This blog post comprehensively examines how the subprime crisis, which began in the United States in 2008, spread into a collapse that shook the entire global financial market, covering securitization, regulatory failure, and the impact of structural inequality.
The role of ‘securitization’ has been re-examined in relation to the 2008 financial crisis originating in the United States. Securitization refers to the process of converting assets that are difficult to liquidate, such as loan receivables or real estate, into marketable securities. At the time, U.S. mortgage lenders were securitizing their loan portfolios and selling these assets to various financial institutions, including investment banks, hedge funds, pension funds, and insurance companies. Through these mortgage-backed securities, they could secure cash flow in advance, spread out over a long period, and also transfer the risk of default on principal and interest payments to a broad range of investors. For these reasons, securitization was highly regarded as a financial innovation that reduced overall economic risk, provided new investment opportunities, and enhanced the efficiency of financial markets, at least until the crisis.
However, the financial crisis brought the negative aspects of securitization into sharp relief. Freed from the constraint of holding loan assets until maturity, mortgage lenders drastically relaxed their lending standards. This led to a significant increase in subprime mortgage loans, which targeted borrowers with very low credit ratings or involved loan-to-value ratios that were excessively high. The subprime mortgage crisis erupted as real estate prices, which had been steadily rising, plummeted and defaults became widespread. A particularly noteworthy point is that, despite the relatively small size of the subprime mortgages themselves, the new types of securities derived from them were widely held and circulated by various investors, including major investment banks. Financial institutions, overconfident that these securities had become safer through securitization, significantly expanded their investments through excessive borrowing. However, when the prices of related securities plummeted following the subprime mortgage crisis, they could not avoid a chain reaction of bankruptcies.

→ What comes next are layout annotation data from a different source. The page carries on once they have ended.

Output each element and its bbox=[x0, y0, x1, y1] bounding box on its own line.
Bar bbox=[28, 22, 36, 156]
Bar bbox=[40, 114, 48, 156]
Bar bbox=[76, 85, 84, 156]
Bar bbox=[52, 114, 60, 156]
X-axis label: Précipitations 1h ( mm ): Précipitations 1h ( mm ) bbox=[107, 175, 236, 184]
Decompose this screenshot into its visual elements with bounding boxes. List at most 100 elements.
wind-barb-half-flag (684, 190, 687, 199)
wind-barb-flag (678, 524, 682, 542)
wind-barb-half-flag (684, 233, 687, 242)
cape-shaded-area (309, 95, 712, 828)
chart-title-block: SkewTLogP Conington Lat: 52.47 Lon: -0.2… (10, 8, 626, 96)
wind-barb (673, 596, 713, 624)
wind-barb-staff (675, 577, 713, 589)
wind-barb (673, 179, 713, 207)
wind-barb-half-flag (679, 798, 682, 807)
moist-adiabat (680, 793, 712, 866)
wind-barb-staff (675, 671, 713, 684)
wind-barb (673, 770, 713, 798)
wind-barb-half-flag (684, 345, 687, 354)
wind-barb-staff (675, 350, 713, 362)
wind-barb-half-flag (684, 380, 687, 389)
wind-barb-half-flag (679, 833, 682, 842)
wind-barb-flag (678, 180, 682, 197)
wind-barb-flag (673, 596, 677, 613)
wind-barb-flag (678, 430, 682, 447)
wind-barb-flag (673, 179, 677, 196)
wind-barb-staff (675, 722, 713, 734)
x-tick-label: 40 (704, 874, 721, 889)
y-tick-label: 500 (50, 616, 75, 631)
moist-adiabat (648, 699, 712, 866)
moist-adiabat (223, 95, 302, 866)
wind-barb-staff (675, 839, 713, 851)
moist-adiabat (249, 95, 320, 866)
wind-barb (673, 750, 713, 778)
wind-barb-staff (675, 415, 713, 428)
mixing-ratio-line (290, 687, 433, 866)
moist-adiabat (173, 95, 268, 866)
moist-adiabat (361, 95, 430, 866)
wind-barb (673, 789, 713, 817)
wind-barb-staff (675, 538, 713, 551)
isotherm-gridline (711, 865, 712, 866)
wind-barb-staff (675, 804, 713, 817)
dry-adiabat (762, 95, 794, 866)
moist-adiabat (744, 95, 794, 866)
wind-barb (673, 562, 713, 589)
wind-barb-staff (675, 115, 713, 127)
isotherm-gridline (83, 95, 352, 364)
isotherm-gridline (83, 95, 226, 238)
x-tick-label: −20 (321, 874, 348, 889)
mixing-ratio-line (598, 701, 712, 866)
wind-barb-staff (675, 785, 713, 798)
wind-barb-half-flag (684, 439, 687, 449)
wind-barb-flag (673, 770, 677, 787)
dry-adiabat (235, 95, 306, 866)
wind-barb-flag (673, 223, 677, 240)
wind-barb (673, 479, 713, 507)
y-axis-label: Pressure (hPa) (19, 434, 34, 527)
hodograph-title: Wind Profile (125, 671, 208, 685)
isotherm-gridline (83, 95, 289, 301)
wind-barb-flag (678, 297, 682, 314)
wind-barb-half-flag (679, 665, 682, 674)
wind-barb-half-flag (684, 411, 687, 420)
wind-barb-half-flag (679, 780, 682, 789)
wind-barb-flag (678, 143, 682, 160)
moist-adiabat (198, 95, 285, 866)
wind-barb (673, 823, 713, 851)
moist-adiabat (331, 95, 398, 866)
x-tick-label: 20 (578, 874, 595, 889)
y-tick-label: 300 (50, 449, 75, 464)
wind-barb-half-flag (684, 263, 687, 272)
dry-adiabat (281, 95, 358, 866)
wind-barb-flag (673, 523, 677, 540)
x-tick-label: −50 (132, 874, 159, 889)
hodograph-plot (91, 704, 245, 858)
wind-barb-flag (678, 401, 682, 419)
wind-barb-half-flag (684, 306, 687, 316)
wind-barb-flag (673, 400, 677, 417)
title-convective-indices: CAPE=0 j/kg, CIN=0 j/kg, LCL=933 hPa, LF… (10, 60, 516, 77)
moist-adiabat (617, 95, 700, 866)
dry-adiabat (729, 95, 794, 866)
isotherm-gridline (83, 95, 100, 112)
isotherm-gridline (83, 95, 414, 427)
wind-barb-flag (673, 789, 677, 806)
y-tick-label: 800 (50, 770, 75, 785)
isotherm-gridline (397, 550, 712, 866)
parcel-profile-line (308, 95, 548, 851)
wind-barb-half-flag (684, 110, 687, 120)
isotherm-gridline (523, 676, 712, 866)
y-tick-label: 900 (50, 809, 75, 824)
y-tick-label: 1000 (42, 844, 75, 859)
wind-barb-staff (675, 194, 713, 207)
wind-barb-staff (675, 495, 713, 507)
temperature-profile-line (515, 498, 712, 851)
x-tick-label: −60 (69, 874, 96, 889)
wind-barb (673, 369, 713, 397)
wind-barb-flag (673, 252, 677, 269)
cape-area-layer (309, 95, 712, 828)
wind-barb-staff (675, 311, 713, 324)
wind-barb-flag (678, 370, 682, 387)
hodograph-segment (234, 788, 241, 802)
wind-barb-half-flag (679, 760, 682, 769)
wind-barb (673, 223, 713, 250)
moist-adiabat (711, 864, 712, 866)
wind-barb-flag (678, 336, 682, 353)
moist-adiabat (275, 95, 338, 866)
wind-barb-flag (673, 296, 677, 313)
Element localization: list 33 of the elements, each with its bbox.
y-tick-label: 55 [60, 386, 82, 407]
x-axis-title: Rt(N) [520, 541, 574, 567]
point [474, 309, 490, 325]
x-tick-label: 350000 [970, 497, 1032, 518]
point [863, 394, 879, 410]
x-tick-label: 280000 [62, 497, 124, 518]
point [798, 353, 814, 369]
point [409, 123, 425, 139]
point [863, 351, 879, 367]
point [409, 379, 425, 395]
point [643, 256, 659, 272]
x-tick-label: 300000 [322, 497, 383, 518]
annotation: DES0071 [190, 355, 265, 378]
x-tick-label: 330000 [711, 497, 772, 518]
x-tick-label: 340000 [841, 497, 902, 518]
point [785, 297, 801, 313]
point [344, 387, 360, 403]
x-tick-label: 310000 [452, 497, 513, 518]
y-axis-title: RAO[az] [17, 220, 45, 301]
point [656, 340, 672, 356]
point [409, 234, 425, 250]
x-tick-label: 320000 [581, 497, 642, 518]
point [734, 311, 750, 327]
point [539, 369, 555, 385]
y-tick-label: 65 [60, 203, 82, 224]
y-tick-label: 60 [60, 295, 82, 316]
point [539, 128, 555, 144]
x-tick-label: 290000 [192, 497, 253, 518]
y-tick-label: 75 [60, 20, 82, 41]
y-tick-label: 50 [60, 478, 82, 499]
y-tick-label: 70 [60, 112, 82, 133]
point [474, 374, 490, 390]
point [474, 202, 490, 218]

This situation led to intense criticism of financial institutions that aggressively expanded securitization and of regulatory authorities that either permitted it or failed to regulate it adequately. However, a counterargument emerged, asserting that the fundamental cause of the financial crisis lay not in securitization but in misguided government intervention. This so-called ‘government culprit theory,’ which affirms the market’s self-regulating capacity, contends that attempts to resolve the deepening inequality in income distribution through populist measures precipitated the financial crisis. According to these arguments, the root cause of inequality lay in structural changes driven by technological shifts and globalization, and the solution should have been found in long-term, fundamental policies like expanding educational opportunities for low-income groups. Nevertheless, the political sphere persistently implemented stopgap measures to temporarily appease the discontent of low-income groups by enabling them to take on more debt to own homes. This resulted in the formation of a housing price bubble, which ultimately led to the financial crisis.
A policy failure often cited in this context is the Community Reinvestment Act (CRA). The CRA is a system designed to encourage banks to increase lending or investment in underserved areas, aiming to expand financial access for low-income groups. The ‘government culprit theory’ argues that this law forced banks to increase home loans even to low-income individuals with poor repayment capacity, and this chain reaction of increased lending ultimately led to the subprime mortgage crisis. They also highlight additional ripple effects caused by the Community Reinvestment Act. Financial institutions, in expanding lending to low-income borrowers under the Act, relaxed their underwriting standards. Furthermore, they broadly eased criteria even for loans unrelated to the Act, thereby inflating the housing price bubble.
Recently in the United States, as the ‘government culprit theory’ has gained renewed traction, numerous studies have examined how well this argument aligns with reality. During these discussions, various counterarguments to the ‘government culprit theory’ have been presented under the name ‘regulatory failure theory,’ while simultaneously shedding new light on the political context of the ‘government culprit theory.’ The ‘regulatory failure theory’ emphasizes that the reckless borrowing and expansion of securitization by financial institutions were the result of their active lobbying efforts, pointing out that this trend even hindered the stable growth of the real economy. Furthermore, the ‘Regulatory Failure Theory’ highlights the structural feature that, amid continuously worsening income inequality over the past thirty years, the wealthy—who gained more income—accumulated even greater wealth, particularly through financial asset investments and tax cuts, alongside their strong political influence. According to this view, the increase in low-income households’ debt was not due to political paternalism, but rather a natural consequence of the wealthy and financial sector maximizing their own profits. This insight offers a new perspective on interpreting the relationship between deepening inequality and financial crises, and remains a crucial topic even amidst the changes in the U.S. economic and political structure and research findings from 2008 to the present.